Machine Gun Preacher, with Gerard Butler, Michelle Monaghan, Michael Shannon, Madeline Carroll, Souleymane Sy Savane & Kathy Baker. Marc Forster, director. At first, I hesitated at seeing this film. African atrocities are not usually my cup of tea & I didn’t have the best of days. I thought about it & walked right in. Sometimes, you just have to do things your brain is yelling at you to avoid. It was an honor to see this film.
Butler is an absolute reflection of the sun, with his portrayal of a hard man. Who lives fast, without initial regard for others, found personal salvation in his religion & instinctively searched to help others in a land far from his home.
I’ve never seen Butler exude so much human emotion, in a role. I haven’t seen every single one of his movies but enough to get a notion of what he’s capable of doing. This is no story of a larger than life myth, this is a story of a very real, larger than life man who, to this day, is fighting to save children orphaned by the monster Kony, in Africa.
For those of you unfamiliar with this particular blight on the face of the Earth, Kony is an evil in Africa that has stolen thousands & thousands of children, forcing them to join his “Lord’s Resistance Army”, terrorizing & slaughtering hundreds of thousands more in Northern Uganda, Southern Sudan. Believe me, you don’t want me to detail his atrocities.
Butler’s Sam Childers ends up in Uganda with the intent, inspired at first by his Christian Evangelical faith to build a church & orphanage for children left orphaned by this continuing drama in Africa.
The film is a study of a man that shuttles between his home in America, his family, friends & congregation – & his self-appointed duties watching over these children overseas & fighting the good fight. The overriding moral of this excessively emotional film is that Childers is doing what he can to help these children, in his own way. He’s brutish, hard & violent. That is the kind of man he is, within his social class in America. (It’s a big country.)
This film is not for the faint of heart.
Monaghan & Shannon (of Boardwalk Empire) each play their roles as Americans within their own worlds, each tied to & relying upon Childers & what support (emotionally & financially) he supplies. They are each excellent & paint very different, personal concerns – than those in Africa.

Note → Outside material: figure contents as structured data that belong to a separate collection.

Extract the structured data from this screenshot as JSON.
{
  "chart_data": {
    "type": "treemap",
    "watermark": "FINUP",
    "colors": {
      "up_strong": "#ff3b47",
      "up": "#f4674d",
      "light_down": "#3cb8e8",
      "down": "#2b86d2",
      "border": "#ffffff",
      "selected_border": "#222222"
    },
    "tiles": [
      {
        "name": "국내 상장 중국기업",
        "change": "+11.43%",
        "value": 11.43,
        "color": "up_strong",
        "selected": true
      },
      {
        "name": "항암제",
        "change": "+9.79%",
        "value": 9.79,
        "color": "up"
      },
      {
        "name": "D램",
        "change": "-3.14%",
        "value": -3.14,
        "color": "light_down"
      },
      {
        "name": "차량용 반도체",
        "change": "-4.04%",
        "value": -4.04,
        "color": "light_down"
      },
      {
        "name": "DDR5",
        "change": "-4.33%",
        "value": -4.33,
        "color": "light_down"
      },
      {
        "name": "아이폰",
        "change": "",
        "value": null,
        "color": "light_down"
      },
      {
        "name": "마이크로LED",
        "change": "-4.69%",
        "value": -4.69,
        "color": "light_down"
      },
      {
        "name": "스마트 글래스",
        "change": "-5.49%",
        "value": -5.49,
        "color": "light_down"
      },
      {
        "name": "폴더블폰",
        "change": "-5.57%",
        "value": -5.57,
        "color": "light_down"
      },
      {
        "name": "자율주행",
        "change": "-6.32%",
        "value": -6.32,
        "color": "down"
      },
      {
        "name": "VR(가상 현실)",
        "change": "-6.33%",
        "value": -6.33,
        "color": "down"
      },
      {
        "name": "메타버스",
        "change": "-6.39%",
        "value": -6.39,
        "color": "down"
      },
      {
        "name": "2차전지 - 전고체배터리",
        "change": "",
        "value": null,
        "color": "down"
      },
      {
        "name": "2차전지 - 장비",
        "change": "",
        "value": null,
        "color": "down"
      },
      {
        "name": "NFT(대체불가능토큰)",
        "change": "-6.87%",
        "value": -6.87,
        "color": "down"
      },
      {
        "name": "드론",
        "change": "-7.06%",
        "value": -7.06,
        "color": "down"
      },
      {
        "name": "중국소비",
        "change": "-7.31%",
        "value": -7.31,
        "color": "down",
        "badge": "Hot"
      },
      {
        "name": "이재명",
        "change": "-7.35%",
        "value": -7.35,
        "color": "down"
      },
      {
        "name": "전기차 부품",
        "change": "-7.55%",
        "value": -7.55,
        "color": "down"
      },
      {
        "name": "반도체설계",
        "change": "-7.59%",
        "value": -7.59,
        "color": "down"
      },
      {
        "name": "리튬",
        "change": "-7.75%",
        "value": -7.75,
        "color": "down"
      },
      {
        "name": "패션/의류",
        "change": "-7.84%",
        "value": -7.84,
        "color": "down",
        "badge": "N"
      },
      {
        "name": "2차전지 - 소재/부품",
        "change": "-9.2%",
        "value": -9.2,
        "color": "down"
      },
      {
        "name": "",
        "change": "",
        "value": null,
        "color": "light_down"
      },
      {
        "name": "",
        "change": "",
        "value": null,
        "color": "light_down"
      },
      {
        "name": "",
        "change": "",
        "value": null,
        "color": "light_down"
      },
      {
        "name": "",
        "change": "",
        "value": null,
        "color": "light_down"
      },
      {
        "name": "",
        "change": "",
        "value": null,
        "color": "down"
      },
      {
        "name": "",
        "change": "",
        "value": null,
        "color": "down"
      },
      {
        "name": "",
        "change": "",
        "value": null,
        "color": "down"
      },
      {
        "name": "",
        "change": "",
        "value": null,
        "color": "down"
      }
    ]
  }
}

I can’t say that I easily get teary-eyed on cue, but this movie really wrenched a lot out of me. It definitely & successfully presented to the audience the actual scale of numbers, of children involved. One only had to multiply what they saw, a thousandfold. It’s still a big world & there are many corners of it that are filled with horror. I may enjoy my horror & gore films but the horrors of reality are beyond anything that we can imagine, sitting in our armchairs or zipping to our mega marts.
I’m not a crusader by nature & I do not normally sympathize, on an internal level, with things that are beyond my particular world & space. However; once every blue moon I do come across these realities; whether by word of mouth or by stumbling upon them like a fool. I may not be in a position to do something about the inequities in life & the monsters that slaughter families, but I can certainly communicate what I’ve found & pass on what I’ve discovered.
While this film does not necessarily focus on the unseen Kony, he exists in the background. Ever a threat. A real threat.
The film does focus on the children saved & protected & countless others that seem to be waiting behind each bush & hill.
I recommend this film for those strong of heart & who are not too judgmental. The hero is not someone that negotiates for what he’s trying to accomplish & it’s not clear what his actual goal is (now that I think about it).
Look for Sy Savane, who plays an African freedom fighter named Deng. He’s the anchor to all the chaos you’ll be exposed to.
By the way, I suggest a strong coffee to go with this motion picture. That would be best.